Human herpesvirus 6 (HHV-6) reactivation has been associated with acute graft-versus-host-disease (aGVHD), cytomegalovirus (CMV) reactivation, and mortality after allogeneic hematopoietic cell transplant (HCT), but previous studies have yielded inconsistent results. We performed a large prospective study of allogeneic HCT recipients in order to more definitively define the relationships between HHV-6 and these important outcomes. Plasma specimens were collected prospectively from 315 allogeneic HCT recipients and tested for HHV-6 DNA at baseline and twice-weekly for 12 weeks. Cox proportional hazards models were used to evaluate the time-dependent associations between HHV-6 reactivation and the targeted outcomes. HHV-6 was detected in 111 of 315 patients (35%) at a median of 20 days after HCT. HHV-6 reactivation was associated with subsequent CMV reactivation (adjusted hazard ratio [aHR], 1.9; 95% confidence interval [CI], 1.3-2.8; P = .002]. High-level HHV-6 (>1000 HHV-6 DNA copies/mL) was associated with subsequent grades II to IV aGVHD (aHR, 2.4; 95% CI, 1.60-3.6; P < .001). High-level HHV-6 reactivation was also associated with nonrelapse mortality (aHR, 2.7; 95% CI, 1.2-6.3; P = .02).
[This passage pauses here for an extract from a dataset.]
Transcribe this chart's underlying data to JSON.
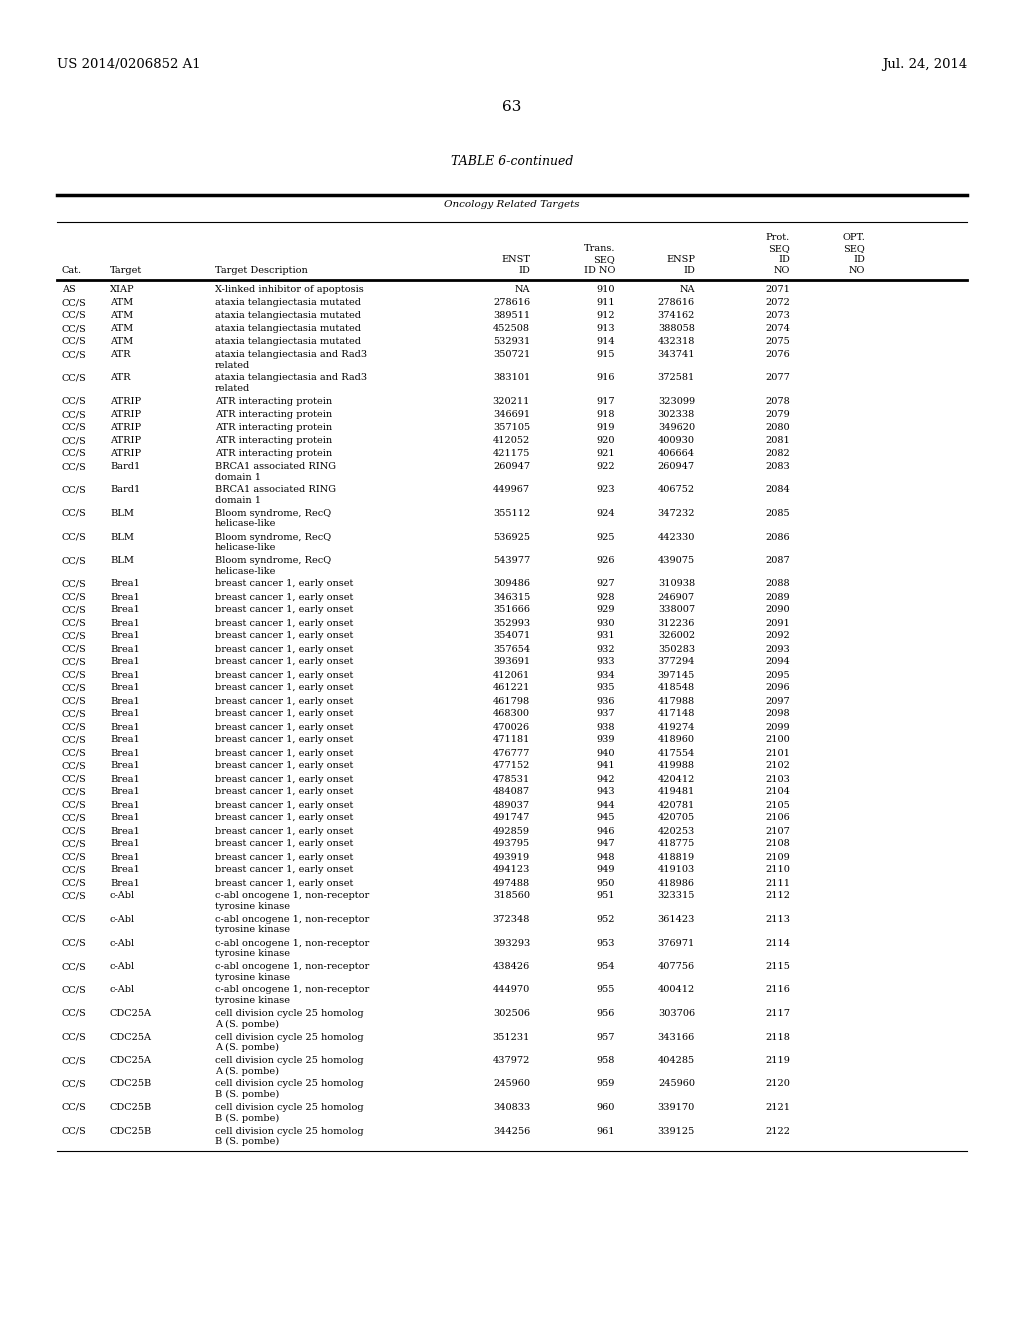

HHV-6 reactivation was independently and quantitatively associated with increased risk of subsequent CMV reactivation, aGVHD, and mortality after HCT. A randomized antiviral trial is warranted to establish causality between HHV-6 and these endpoints and to determine if reducing HHV-6 reactivation will improve outcome after HCT.